Question

In fusion reaction ${}_1^{2}H{+}_1^{2}H{\to }_2^{3}He{+}_0^{1}n,$ the masses of deuteron, helium and neutron expressed in $\text{amu}$ are $2.015,3.017$ and $1.009$ respectively. If $1\text{kg}$ of deuterium undergoes complete fusion, find the amount of total energy released $(1\text{amu}{c}^2=931.5\text{MeV})$.

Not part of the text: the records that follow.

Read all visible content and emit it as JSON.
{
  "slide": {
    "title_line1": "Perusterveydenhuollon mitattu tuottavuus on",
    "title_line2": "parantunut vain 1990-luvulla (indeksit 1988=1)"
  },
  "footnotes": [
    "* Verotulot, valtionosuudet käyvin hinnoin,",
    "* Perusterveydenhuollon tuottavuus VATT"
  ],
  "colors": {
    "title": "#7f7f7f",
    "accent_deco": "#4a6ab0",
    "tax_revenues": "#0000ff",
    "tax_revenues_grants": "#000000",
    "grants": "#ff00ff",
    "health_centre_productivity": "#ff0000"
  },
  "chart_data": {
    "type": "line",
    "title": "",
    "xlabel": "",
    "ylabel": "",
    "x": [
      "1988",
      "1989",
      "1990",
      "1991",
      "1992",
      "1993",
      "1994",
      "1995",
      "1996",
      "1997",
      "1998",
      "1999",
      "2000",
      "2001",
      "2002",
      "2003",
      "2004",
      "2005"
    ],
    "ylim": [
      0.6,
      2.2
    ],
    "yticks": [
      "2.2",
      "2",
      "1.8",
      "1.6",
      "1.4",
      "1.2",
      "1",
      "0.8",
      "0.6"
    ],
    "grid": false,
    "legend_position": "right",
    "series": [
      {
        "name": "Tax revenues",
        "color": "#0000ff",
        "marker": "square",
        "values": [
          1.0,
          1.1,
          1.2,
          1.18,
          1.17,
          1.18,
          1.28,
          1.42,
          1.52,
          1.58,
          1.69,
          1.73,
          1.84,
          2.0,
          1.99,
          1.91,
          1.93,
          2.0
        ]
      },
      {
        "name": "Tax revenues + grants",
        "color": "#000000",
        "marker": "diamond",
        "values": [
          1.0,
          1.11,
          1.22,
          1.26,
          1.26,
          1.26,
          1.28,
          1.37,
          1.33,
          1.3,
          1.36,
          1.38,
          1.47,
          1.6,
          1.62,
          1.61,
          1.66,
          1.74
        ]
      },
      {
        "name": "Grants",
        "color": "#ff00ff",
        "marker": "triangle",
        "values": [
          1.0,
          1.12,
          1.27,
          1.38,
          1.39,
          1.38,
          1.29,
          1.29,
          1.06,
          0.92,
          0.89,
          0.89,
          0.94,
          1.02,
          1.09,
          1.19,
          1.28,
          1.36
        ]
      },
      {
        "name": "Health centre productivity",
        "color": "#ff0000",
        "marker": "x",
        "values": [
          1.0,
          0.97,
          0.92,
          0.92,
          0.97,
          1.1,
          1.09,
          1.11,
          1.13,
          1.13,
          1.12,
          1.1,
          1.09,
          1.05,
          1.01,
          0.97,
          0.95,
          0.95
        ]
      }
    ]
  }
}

• A. $9\times {10}^{14}\text{J}$
• B. $9\times {10}^{15}\text{J}$
• C. $9\times {10}^{16}\text{J}$
• D. $9\times {10}^{13}\text{J}$

Answer 1

The correct option is D $9\times {10}^{13}\text{J}$

Given equation:

${}_1^{2}H{+}_1^{2}H{\to }_2^{3}He{+}_0^{1}n$

Mass defect:

$\Delta m=\left[\right(2.015\times 2)-(3.017+1.009\left)\right]=4\times {10}^{-3}\text{amu}$

$\text{Equivalent energy}=\Delta m{c}^2=4\times {10}^{-3}\times 931.5$

$=3.726\text{MeV}=3.726\times \left({10}^6\right)\times (1.6\times {10}^{-19}))=5.96\times {10}^{-13}\text{J}$

$\text{Number of atoms in 1 kg of}{}_1^{2}H\text{are}$,

$N_a=\text{Number of moles}\times (6.023\times {10}^{23})=\frac{1000\text{g}}{2\text{g}}\times (6.023\times {10}^{23})$

Total energy released:

$E=\frac{N_a}{2}\times E$

$=\frac{1}{2}(\frac{1000}{2}\times 6.023\times {10}^{23})\times 5.96\times {10}^{-13}=9\times {10}^{13}\text{J}$

Hence, $\left(D\right)$ is the correct answer.